Para nós, Guarani, e para populações indígenas de modo geral, a terra é uma corpa viva. A terra é nossa mãe, Nhandesy Ete, é a mãe de todos os seres humanos e não humanos da terra. Por isso, os Guarani entendem que a terra é uma corpa feminina que se movimenta de forma circular.
Na percepção Guarani, a Nhandesy Ete é ywy rupa – um berço de todos os seres da terra. Portanto, essa curadoria pensa o território através das narrativas de uma mulher, mãe que alimenta, incansavelmente, jorrando sua corpa como as tintas que são lançadas e que se espalham nas telas, abrindo caminhos de forma histérica e abarcando todas as possibilidades de percursos educativos da maneira mais generosa possível.
É a criadora que zela por suas criaturas, gesta, gera, ampara, nutre e cuida. Que se doa completamente aos seus, percebendo neles o reflexo do seu próprio ser. Uma extensão de si fora da corpa. A mãe que segue as concepções que cultivou na vida para transmitir aos seus filhos. Uma criadora que faz de seus filhos um pedaço de si mesma, até que chega um momento em que eles começam a desenvolver traços individuais, únicos, distintos dos dela.
São nesses reflexos de mãe-mulher/corpa-terra, onde todas nós carregamos traços de Nhandesy Ete, que nos vemos como criadoras de nossos próprios filhos e filhas, que se desenvolvem a partir de nós, nunca deixando de ser parte de nós, ao mesmo tempo que se desdobram e tornam-se “si”. Lívia Moura transporta esse sentimento não apenas como criadora-artista, mas como criadora-mãe.

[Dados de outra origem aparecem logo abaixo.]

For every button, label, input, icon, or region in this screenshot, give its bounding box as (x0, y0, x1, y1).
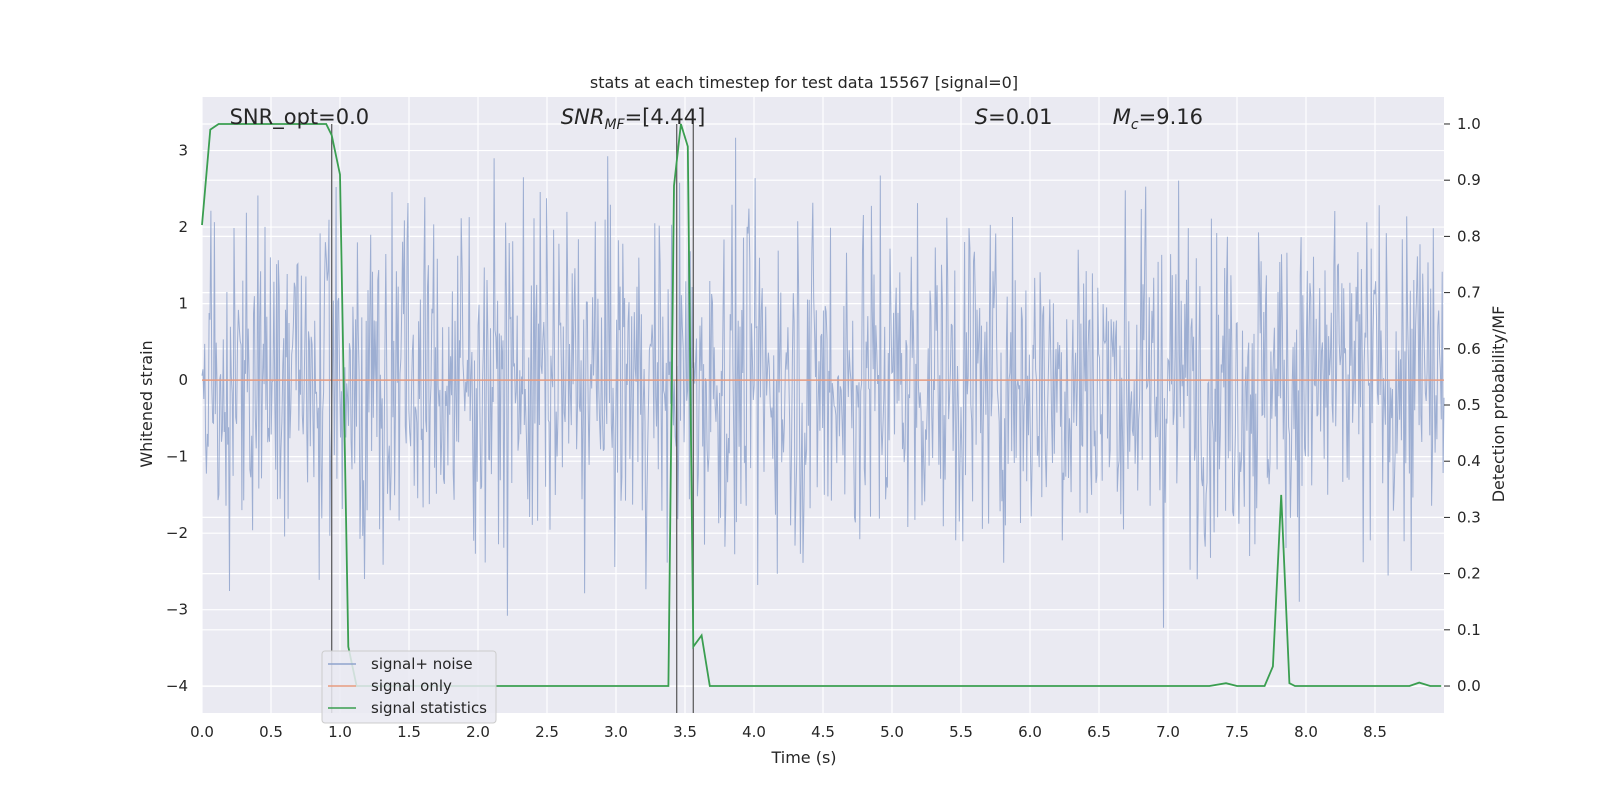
mc-symbol: M (1113, 105, 1131, 129)
x-tick-label: 6.0 (1018, 723, 1042, 741)
y-left-tick-label: 2 (178, 218, 188, 236)
x-axis-label: Time (s) (770, 748, 836, 767)
x-tick-label: 5.0 (880, 723, 904, 741)
y-right-tick-label: 0.3 (1457, 508, 1481, 526)
series-signal-statistics (201, 123, 1442, 687)
y-right-tick-label: 0.9 (1457, 171, 1481, 189)
x-tick-label: 2.5 (535, 723, 559, 741)
annotations: SNR_opt=0.0 SNRMF=[4.44] S=0.01 Mc=9.16 (230, 105, 1203, 133)
x-tick-label: 3.0 (604, 723, 628, 741)
series-signal-noise (201, 137, 1445, 628)
y-right-tick-label: 0.4 (1457, 452, 1481, 470)
legend-label-signal-only: signal only (371, 677, 452, 695)
y-left-tick-label: −2 (166, 524, 188, 542)
x-tick-label: 0.5 (259, 723, 283, 741)
x-tick-label: 8.0 (1294, 723, 1318, 741)
snr-opt-annotation: SNR_opt=0.0 (230, 105, 370, 130)
y-axis-left: 3 2 1 0 −1 −2 −3 −4 (166, 142, 188, 696)
x-tick-label: 0.0 (190, 723, 214, 741)
x-tick-label: 7.0 (1156, 723, 1180, 741)
x-tick-label: 7.5 (1225, 723, 1249, 741)
s-value: =0.01 (988, 105, 1052, 129)
y-left-tick-label: 1 (178, 295, 188, 313)
statistics-series (201, 123, 1442, 687)
y-axis-right: 1.0 0.9 0.8 0.7 0.6 0.5 0.4 0.3 0.2 0.1 0.0 (1444, 115, 1481, 695)
y-right-tick-label: 0.6 (1457, 340, 1481, 358)
x-axis: 0.0 0.5 1.0 1.5 2.0 2.5 3.0 3.5 4.0 4.5 5.0 5.5 6.0 6… (190, 723, 1387, 741)
y-axis-left-label: Whitened strain (137, 340, 156, 467)
y-left-tick-label: 3 (178, 142, 188, 160)
legend: signal+ noise signal only signal statist… (321, 650, 497, 724)
snr-mf-sub: MF (604, 117, 625, 133)
y-left-tick-label: −4 (166, 677, 188, 695)
mc-value: =9.16 (1139, 105, 1203, 129)
x-tick-label: 3.5 (673, 723, 697, 741)
legend-box (321, 650, 497, 724)
snr-mf-value: =[4.44] (625, 105, 706, 129)
mc-annotation: Mc=9.16 (1113, 105, 1203, 133)
mc-sub: c (1131, 117, 1139, 133)
y-right-tick-label: 0.1 (1457, 621, 1481, 639)
x-tick-label: 6.5 (1087, 723, 1111, 741)
snr-mf-annotation: SNRMF=[4.44] (561, 105, 706, 133)
chart-title: stats at each timestep for test data 155… (590, 73, 1018, 92)
legend-label-statistics: signal statistics (371, 699, 487, 717)
s-symbol: S (975, 105, 988, 129)
y-axis-right-label: Detection probability/MF (1489, 306, 1508, 503)
y-right-tick-label: 1.0 (1457, 115, 1481, 133)
x-tick-label: 1.5 (397, 723, 421, 741)
s-annotation: S=0.01 (975, 105, 1053, 129)
x-tick-label: 4.0 (742, 723, 766, 741)
legend-label-noise: signal+ noise (371, 655, 473, 673)
y-right-tick-label: 0.7 (1457, 284, 1481, 302)
x-tick-label: 5.5 (949, 723, 973, 741)
noise-series (201, 137, 1445, 628)
y-right-tick-label: 0.5 (1457, 396, 1481, 414)
y-right-tick-label: 0.8 (1457, 227, 1481, 245)
y-right-tick-label: 0.2 (1457, 565, 1481, 583)
snr-mf-base: SNR (561, 105, 605, 129)
y-left-tick-label: −3 (166, 601, 188, 619)
x-tick-label: 4.5 (811, 723, 835, 741)
y-left-tick-label: −1 (166, 448, 188, 466)
x-tick-label: 8.5 (1363, 723, 1387, 741)
x-tick-label: 1.0 (328, 723, 352, 741)
y-left-tick-label: 0 (178, 371, 188, 389)
x-tick-label: 2.0 (466, 723, 490, 741)
y-right-tick-label: 0.0 (1457, 677, 1481, 695)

Em sua primeira tentativa de pintura, seus filhos Teo e Kito atacam as telas com cores e formas aleatórias, que por meros segundos incomodam Lívia por eliminarem dela a possibilidade da tela em branco e o impedimento de conceber ali de uma forma que ela teria planejado. Até que percebe algo maior: uma lição que, dessa vez, seus filhos lhe dão – a liberdade de produzir com menos restrições, sem se preocupar com a imagem final, mas deixando que o processo flua naturalmente. E assim, Lívia cria a partir de seus filhos, num suposto gesto contrário ao de ser mãe-artista-geradora, permitindo que o acaso aconteça e se tornando aprendiz-experimentadora.
As marcas que foram geradas remetem às topografias geográficas da Serra da Mantiqueira, atual residência da artista, com seus rios que percorrem sinuosos e distintos vales. As tintas, produzidas organicamente a partir dos minerais naturais extraídos diretamente da região, tomam conta das telas organicamente desenhando as formas de suas origens. As cores invadem umas às outras, como os ricos minérios que invadem, mas coabitam todo o território da região. A partir dessas demarcações, Lívia intervém com detalhes que remetem a estruturas orgânicas como cogumelos, esqueletos de folhas, algas ou até mesmo formas mais abstratas que se assemelham aos entranhamentos de matérias orgânicas. Essas são as grafias que surgem da terra, com material que vem das montanhas, ricos em uma gama de minerais, produzindo as diversas tonalidades.
Nhandesy Ete, dessa vez, provém não apenas a matéria, dando a sua filha seus nutrientes e suas formas, mas age inclusive como co-criadora e guia para que Lívia cuide de suas criaturas. A mãe gera seus filhos, que por sua vez se desdobram em reflexos distintos daquela que os gerou. Nhandesy Ete potencializa o território para que Lívia transite como mulher, matéria e mãe.
O percurso de uma mãe para o povo Guarani é uma caminhada longa. São nas caminhadas que se faz no território o bem-estar dos seres da terra – os filhos e filhas de Nhandesy Ete. Este modo de movimento circular das corpas está associado ao bem-estar dos seres da terra. Isso só é possível desenvolver onde há um entendimento dessas corpas como mães e mulheres para conseguirem descansar a sua histeria de ciclo.
Nós, mulheres, carregamos a pressão de termos que atender todas as demandas sociais impostas sobre nós: temos que ser mães, trabalhadoras, esposas, amantes, benfeitoras, calmas, tranquilas, ativas, sensatas, inteligentes, sensuais e entregar tudo que demandam de nós sem nos perder. No momento em que começamos a questionar essa violenta pressão de sermos sempre super-mulheres, somos então submetidas como loucas, ou histéricas. Assim como a história de Nhandesy Ete, temos que nos atentar à preservação desta mãe, da criadora, que está sempre doando de si, porém nunca recebendo de volta. Apesar da nossa potência como criadoras, também temos que ser cuidadas como criaturas, entendendo a necessidade de poder doar de volta para ela. Mas este é um longo caminho. A corpa da mãe é um caminho a ser percorrido nesses percursos longos. O caminho longo é potentia mater sempre em movimento.